A BP abriria um escritório em Moscovo ainda em 1990. Depois disso, lutou afincadamente para obter as concessões de exploração e produção de combustíveis fósseis. Em 1997, adquiriu 10% das ações da Sidanco, uma produtora de petróleo russa dirigida pelo oligarca Vladimir Potanin, por 571 milhões de dólares. Potanin era um dos vários oligarcas que enriqueceu através da privatização dos recursos estratégicos do país e de esquemas de “empréstimos-por-ações”, que permitiam a empresários com ligações políticas adquirir participações em empresas públicas a preços muito baixos. “Na altura, se se queria estar na Rússia e estar envolvido no mercado de um determinado recurso, trabalhava-se com um oligarca”, explica Browne.

Ao longo das três décadas seguintes, a BP foi cimentando a sua posição no negócio dos combustíveis fósseis russos, estabelecendo parcerias com outros oligarcas, como Mikhail Fridman, e tornando-se, a certo ponto, responsável pelo maior projeto de investimento direto estrangeiro no país.

O papel da gigante petrolífera na construção de relações comerciais entre a Rússia e os países ocidentais foi significativo. O então primeiro-ministro britânico, Tony Blair, queria estreitar as relações com a economia russa e com o presidente recém-eleito… Vladimir Putin. Foi numa visita de Putin ao Reino Unido, em 2003, que o acordo entre a BP e a TNK, de Mikhail Fridman, foi assinado.

Com o passar dos anos, Fridman e outros oligarcas acionistas passaram a querer um controlo maior da exploração petrolífera e a pressionar os seus sócios britânicos. Bob Dudley, executivo da BP que dirigia o consórcio TNK-BP, chegou a abandonar a Rússia devido às pressões que diz ter sofrido por parte dos oligarcas próximos de Putin.
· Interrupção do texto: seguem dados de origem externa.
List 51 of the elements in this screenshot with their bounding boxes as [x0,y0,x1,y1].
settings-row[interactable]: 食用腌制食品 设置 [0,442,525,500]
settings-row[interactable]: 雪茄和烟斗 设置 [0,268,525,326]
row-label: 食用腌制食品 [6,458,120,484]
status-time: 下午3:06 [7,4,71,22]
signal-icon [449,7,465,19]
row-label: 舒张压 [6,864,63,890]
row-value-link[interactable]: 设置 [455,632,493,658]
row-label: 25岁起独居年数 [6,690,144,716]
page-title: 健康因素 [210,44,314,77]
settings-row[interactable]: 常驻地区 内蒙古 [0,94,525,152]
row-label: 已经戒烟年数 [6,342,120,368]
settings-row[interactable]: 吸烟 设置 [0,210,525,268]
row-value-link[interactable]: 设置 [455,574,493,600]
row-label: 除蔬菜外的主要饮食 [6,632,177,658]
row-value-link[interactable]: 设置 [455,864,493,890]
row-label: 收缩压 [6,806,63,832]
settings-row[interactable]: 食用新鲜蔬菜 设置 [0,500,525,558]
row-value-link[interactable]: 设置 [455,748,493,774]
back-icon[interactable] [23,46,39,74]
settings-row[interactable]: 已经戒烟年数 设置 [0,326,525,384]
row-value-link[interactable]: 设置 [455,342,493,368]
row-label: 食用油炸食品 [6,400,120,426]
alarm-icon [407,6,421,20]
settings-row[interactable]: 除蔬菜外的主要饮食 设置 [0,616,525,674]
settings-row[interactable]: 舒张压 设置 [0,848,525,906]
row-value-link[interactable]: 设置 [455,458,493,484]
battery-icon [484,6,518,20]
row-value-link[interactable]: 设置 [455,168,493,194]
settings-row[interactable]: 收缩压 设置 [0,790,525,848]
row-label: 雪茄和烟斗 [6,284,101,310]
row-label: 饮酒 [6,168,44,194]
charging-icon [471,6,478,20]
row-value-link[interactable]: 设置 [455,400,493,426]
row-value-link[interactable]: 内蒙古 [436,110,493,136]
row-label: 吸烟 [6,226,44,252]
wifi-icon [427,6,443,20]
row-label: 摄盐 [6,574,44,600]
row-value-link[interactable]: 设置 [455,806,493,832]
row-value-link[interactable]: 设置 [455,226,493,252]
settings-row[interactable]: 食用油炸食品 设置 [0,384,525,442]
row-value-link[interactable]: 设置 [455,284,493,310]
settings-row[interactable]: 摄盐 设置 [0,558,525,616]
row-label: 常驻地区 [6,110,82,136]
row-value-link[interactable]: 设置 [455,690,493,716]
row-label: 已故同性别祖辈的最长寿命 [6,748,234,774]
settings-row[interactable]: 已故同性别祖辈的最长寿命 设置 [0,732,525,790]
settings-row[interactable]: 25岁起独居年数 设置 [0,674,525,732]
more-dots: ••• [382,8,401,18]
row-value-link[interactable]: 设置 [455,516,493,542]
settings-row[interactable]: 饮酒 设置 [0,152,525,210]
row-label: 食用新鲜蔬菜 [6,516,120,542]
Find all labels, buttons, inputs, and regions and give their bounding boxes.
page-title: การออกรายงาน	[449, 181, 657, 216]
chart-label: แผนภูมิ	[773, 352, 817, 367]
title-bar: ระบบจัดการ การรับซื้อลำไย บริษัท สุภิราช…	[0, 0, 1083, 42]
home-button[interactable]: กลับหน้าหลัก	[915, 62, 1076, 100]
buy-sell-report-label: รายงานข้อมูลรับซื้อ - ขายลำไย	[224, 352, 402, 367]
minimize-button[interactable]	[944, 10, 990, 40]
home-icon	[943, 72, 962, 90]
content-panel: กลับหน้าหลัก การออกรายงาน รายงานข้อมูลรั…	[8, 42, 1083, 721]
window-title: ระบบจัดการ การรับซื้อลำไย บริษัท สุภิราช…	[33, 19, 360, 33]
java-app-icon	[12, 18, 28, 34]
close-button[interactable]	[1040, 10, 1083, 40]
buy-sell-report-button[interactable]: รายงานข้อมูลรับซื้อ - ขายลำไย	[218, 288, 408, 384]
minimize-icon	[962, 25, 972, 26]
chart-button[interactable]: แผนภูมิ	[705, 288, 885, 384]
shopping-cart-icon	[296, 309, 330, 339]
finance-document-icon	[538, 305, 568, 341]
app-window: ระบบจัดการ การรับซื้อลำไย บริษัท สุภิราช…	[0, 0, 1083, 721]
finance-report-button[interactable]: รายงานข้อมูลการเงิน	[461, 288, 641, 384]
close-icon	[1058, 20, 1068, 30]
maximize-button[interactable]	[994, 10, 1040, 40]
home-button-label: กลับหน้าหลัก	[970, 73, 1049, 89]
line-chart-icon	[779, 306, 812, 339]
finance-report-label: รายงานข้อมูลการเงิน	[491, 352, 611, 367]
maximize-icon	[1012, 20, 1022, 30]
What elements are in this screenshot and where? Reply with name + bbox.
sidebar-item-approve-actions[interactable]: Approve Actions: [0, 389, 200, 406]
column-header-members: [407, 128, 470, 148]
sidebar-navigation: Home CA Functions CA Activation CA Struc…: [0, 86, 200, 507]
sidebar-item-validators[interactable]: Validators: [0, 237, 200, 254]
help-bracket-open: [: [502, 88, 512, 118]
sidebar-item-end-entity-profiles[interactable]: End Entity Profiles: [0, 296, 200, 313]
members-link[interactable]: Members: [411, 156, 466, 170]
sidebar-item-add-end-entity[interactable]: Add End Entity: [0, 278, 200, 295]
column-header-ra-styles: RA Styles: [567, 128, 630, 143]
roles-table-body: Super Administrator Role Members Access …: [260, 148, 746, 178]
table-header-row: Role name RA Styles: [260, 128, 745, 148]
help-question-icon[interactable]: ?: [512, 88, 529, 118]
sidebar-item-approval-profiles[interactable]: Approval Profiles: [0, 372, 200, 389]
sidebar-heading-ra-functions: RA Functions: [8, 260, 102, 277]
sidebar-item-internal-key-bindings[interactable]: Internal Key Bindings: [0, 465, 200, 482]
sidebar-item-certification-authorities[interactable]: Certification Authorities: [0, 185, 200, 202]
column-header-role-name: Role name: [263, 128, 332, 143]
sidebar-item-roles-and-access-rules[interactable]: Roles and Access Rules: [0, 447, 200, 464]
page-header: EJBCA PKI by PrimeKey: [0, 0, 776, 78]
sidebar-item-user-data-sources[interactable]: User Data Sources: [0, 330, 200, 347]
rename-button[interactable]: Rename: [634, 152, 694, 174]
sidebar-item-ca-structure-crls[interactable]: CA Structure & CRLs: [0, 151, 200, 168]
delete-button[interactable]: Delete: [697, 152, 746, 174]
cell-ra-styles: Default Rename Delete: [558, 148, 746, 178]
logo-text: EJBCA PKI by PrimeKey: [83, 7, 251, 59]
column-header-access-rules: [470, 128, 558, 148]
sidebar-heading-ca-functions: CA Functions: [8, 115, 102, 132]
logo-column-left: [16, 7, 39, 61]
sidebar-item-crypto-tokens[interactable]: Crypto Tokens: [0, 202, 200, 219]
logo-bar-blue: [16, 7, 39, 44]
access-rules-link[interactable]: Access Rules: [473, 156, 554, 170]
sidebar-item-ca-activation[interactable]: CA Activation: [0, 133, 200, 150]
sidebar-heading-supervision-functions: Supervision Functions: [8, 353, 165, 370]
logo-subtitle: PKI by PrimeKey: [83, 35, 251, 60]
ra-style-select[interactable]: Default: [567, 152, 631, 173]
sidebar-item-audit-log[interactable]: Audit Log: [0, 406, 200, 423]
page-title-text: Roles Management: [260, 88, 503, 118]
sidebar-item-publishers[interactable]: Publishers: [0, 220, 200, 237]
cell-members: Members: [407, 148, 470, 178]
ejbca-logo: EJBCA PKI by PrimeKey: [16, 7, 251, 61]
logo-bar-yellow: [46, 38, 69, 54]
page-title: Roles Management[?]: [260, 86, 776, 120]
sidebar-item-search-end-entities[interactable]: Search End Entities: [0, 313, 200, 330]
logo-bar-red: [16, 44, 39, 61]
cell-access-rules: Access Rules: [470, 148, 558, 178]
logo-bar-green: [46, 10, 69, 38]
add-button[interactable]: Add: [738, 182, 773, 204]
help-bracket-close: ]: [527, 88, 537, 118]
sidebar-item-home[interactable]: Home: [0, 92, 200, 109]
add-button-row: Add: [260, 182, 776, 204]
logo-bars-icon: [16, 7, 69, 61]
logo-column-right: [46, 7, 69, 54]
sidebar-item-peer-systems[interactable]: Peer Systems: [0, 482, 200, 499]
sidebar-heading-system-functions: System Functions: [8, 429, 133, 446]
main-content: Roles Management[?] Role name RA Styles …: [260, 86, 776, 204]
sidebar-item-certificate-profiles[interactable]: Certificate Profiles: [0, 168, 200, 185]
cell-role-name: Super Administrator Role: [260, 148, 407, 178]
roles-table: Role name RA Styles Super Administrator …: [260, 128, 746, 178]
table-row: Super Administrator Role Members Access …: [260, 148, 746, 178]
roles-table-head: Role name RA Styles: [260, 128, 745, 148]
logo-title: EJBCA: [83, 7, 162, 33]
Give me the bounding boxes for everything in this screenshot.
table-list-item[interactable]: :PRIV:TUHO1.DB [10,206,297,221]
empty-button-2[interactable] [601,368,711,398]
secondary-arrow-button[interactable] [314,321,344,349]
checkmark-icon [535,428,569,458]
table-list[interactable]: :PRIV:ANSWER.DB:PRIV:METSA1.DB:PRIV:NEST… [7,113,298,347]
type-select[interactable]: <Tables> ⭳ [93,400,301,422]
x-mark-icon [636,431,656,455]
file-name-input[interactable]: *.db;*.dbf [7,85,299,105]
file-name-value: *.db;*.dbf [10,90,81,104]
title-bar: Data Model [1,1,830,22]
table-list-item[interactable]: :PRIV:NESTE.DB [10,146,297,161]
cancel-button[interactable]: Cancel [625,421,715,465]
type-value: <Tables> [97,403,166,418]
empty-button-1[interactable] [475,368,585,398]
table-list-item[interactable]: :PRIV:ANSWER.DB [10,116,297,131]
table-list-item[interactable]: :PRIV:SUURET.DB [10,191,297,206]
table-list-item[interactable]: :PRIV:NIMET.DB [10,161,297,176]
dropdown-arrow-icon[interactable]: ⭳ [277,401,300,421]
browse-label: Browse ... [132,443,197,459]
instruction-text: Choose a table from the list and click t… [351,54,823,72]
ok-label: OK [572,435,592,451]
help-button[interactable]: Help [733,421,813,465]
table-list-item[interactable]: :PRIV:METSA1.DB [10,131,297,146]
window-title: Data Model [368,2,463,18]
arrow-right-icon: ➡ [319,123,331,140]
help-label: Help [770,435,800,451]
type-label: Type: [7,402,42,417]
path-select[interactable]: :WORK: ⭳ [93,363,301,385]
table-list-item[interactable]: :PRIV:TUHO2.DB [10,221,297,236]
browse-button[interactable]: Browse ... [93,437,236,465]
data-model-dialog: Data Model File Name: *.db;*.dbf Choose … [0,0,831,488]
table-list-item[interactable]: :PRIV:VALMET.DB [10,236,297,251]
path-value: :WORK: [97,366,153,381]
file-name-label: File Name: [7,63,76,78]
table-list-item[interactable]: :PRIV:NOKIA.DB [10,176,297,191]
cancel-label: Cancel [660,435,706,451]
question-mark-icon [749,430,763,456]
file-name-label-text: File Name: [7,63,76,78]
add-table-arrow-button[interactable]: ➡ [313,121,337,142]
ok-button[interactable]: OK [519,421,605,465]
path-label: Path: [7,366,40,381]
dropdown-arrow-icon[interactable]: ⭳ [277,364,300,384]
A BP acabaria por vender a sua metade do consórcio em 2013, a troco de 12 mil milhões de dólares e de 18,5% na empresa pública Rosneft. Somando os 19 mil milhões de dólares que recebeu em dividendos entre 2003 e 2013, houve quem considerasse este o melhor negócio da história da petrolífera britânica.

O Financial Times refere ainda que, desde 2013, a participação na Rosneft gerou mais 5 mil milhões de dólares em dividendos para a BP, mesmo apesar das relações entre os países se terem deteriorado e da empresa russa ter sido alvo de sanções norte-americanas e europeias em 2014, na sequência da anexação da Crimeia.

Bernard Looney, o executivo que substituiu Dudley na BP em 2019, continuava a integrar a direção da Rosneft até há pouco mais de um mês. No início de Fevereiro deste ano, disse ao Financial Times que não acreditava numa invasão russa da Ucrânia e que não tencionava desviar o seu foco dos negócios. Tudo mudou no dia 24, quando a invasão se concretizou. A BP anunciou em poucos dias o fim das suas operações na economia russa. Na Rússia, discute-se a expropriação dos ativos de empresas estrangeiras de “países hostis”, como os EUA ou o Reino Unido. O futuro não podia ser mais incerto.